Wednesday, June 24, 2009

13th Century Mongol Multi-masted Oceanic Junk.





Japanese Junk
Japanese junks differed somewhat from the junks of China, since it was necessary to sail among the islands of Japanese archipelago where the large flat-bottomed Chinese vessels would find it difficult to maneuver in the rough seas.



Similar ships to this one were equipped as warships and composed the fleet of the Mongol emperor of China Kublai-Khan. So in the 13th century a 1000 sea junks with 100 000 soldiers aboard were sent to invade the Japanese archipelago. If this fleet had not been destroyed by a powerful typhoons (Kamikaze-Divine Wind), then the history of these countries would have changed dramatically.

The Kamikaze (Japanese for divine wind), were a pair or series of typhoons that are said to have saved Japan from two Mongol fleets under Kublai Khan that attacked Japan in 1274 and again in 1281. The latter is said to have been the largest attempted naval invasion in history whose scale was only recently eclipsed in modern times by the D-Day invasion of allied forces into Normandy in 1944.
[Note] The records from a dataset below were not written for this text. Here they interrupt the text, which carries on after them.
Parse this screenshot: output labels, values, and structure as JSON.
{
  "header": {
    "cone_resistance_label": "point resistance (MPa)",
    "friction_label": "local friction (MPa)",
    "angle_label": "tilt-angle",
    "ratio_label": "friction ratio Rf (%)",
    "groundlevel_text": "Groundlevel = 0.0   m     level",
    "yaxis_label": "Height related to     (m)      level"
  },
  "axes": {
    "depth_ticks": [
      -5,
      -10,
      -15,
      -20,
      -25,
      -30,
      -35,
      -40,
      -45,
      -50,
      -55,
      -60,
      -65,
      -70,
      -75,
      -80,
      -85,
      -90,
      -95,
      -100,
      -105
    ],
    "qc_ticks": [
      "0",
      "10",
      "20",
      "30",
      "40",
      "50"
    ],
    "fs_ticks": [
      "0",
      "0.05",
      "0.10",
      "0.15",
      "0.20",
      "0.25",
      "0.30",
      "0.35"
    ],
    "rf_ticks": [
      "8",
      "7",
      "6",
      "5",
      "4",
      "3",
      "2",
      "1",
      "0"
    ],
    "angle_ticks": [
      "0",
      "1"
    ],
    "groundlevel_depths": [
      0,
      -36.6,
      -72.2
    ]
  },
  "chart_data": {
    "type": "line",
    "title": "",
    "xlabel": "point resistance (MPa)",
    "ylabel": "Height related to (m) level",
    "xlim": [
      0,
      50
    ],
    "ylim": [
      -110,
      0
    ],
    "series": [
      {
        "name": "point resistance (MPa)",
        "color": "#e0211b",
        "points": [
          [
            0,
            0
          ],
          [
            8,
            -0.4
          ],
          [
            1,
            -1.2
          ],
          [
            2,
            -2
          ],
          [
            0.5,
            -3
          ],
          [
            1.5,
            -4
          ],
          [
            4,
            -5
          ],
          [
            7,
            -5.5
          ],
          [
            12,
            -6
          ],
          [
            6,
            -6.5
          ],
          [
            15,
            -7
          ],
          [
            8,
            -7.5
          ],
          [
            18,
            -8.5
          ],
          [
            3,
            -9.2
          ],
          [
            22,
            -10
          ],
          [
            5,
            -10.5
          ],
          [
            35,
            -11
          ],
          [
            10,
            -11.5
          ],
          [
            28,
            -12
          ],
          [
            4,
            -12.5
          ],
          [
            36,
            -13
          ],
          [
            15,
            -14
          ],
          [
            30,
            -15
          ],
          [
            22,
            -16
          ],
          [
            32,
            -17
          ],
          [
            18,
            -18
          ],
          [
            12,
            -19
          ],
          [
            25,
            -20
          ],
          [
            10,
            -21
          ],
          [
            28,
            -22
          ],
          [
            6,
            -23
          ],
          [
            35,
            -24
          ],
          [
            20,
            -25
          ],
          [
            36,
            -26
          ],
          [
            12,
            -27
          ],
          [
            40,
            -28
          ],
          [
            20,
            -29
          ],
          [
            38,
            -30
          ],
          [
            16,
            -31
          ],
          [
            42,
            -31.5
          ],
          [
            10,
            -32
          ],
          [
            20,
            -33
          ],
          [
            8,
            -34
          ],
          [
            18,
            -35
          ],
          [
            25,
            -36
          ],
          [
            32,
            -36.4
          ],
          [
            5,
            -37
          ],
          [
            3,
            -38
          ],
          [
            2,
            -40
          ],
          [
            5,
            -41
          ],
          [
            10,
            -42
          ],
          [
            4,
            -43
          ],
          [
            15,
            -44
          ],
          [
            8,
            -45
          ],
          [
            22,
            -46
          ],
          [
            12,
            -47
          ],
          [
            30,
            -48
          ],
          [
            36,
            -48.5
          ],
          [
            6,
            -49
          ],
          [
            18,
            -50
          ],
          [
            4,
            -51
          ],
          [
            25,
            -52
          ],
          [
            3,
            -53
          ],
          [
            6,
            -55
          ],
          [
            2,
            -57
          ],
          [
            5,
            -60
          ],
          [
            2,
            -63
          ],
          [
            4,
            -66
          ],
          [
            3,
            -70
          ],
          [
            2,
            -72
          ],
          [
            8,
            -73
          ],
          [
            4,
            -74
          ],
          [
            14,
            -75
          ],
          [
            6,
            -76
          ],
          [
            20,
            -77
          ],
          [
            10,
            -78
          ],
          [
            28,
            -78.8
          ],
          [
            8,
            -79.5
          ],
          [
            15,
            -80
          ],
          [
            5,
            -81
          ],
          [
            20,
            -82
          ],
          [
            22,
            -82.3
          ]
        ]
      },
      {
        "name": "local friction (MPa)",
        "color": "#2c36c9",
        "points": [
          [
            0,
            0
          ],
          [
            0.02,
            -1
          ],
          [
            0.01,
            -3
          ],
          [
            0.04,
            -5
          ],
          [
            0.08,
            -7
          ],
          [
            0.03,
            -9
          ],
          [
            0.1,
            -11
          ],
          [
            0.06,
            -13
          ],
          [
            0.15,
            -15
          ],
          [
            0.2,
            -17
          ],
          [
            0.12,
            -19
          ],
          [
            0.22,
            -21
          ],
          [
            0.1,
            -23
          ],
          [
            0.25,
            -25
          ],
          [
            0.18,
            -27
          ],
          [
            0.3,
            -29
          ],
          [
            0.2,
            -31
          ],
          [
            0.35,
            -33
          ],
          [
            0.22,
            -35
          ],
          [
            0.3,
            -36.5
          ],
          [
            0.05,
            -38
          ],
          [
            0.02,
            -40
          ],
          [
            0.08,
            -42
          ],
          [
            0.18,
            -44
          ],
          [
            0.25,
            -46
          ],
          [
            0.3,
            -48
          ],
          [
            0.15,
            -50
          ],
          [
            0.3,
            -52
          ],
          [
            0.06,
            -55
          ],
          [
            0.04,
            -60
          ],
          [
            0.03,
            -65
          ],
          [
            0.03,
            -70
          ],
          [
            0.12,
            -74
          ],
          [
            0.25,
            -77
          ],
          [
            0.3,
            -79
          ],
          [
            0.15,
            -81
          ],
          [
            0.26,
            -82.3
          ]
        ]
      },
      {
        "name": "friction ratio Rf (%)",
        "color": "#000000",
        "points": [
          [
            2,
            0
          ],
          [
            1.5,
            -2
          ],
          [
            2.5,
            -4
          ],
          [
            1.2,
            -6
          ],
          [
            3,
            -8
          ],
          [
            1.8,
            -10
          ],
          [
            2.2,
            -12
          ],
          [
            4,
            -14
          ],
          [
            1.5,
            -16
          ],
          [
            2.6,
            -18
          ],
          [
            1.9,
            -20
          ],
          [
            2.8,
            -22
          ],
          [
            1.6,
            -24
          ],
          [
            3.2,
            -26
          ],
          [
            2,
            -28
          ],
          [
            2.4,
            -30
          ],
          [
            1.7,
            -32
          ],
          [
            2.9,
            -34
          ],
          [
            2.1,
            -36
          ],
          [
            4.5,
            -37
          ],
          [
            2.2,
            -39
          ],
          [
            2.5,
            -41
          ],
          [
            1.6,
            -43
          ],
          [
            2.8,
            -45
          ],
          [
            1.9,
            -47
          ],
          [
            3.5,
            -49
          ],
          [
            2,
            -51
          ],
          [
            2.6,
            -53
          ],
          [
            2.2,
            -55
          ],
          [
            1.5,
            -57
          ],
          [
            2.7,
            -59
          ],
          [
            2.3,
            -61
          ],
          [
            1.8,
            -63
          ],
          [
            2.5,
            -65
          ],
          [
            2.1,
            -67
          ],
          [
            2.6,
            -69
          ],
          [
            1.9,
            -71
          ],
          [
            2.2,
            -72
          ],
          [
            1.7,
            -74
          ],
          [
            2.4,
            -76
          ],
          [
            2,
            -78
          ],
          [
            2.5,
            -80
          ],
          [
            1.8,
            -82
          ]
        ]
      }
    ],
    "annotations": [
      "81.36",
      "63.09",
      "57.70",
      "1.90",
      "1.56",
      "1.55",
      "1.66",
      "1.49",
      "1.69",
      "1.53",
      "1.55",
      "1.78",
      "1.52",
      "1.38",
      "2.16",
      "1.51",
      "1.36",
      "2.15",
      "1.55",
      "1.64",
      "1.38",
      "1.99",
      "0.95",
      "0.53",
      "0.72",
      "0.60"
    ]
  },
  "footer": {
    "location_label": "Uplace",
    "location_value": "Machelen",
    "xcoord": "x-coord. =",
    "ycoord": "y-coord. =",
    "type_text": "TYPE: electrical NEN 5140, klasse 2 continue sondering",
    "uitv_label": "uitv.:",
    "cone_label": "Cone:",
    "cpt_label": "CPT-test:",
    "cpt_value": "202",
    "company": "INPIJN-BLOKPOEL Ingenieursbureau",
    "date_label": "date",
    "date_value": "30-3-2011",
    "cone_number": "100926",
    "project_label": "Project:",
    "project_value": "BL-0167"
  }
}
The first invasion devastated the Japanese. The battle took place on the beaches where the two forces met. The Mongols had several advantages; The Japanese were overwhelmed and began to retreat. Not knowing they had won, the Mongols feared the Japanese were coming back with reinforcements and also retreated.

During the time period between the first and second invasion, the Japanese built walls to protect themselves from future invaders.

Seven years later, the Mongols returned. They found themselves unable to find any suitable landing beaches due to the walls. The fleet stayed afloat for months as they depleted their supplies and searched for an area to land. After months of being exposed to the elements, the fleet was destroyed by a great typhoon. The Japanese called it Kamikaze. The Mongols never returned. The Japanese were saved by the walls they had built and nature's fury.

In popular Japanese myths at the time, the god Raijin was the god who turned the storms against the Mongols. Other variations say that the god Fūjin or Ryūjin caused the destructive kamikaze.

Recent research has found that other causes contributing to the invasion's failure included:
* Many of the ships were requisitioned river craft with flat bottoms and wobbly masts, and thus unstable in rough sea.
* Some of the ships had been poorly made, perhaps as the result of deliberate sabotage by Chinese shipbuilders who resented their Mongol conquerors.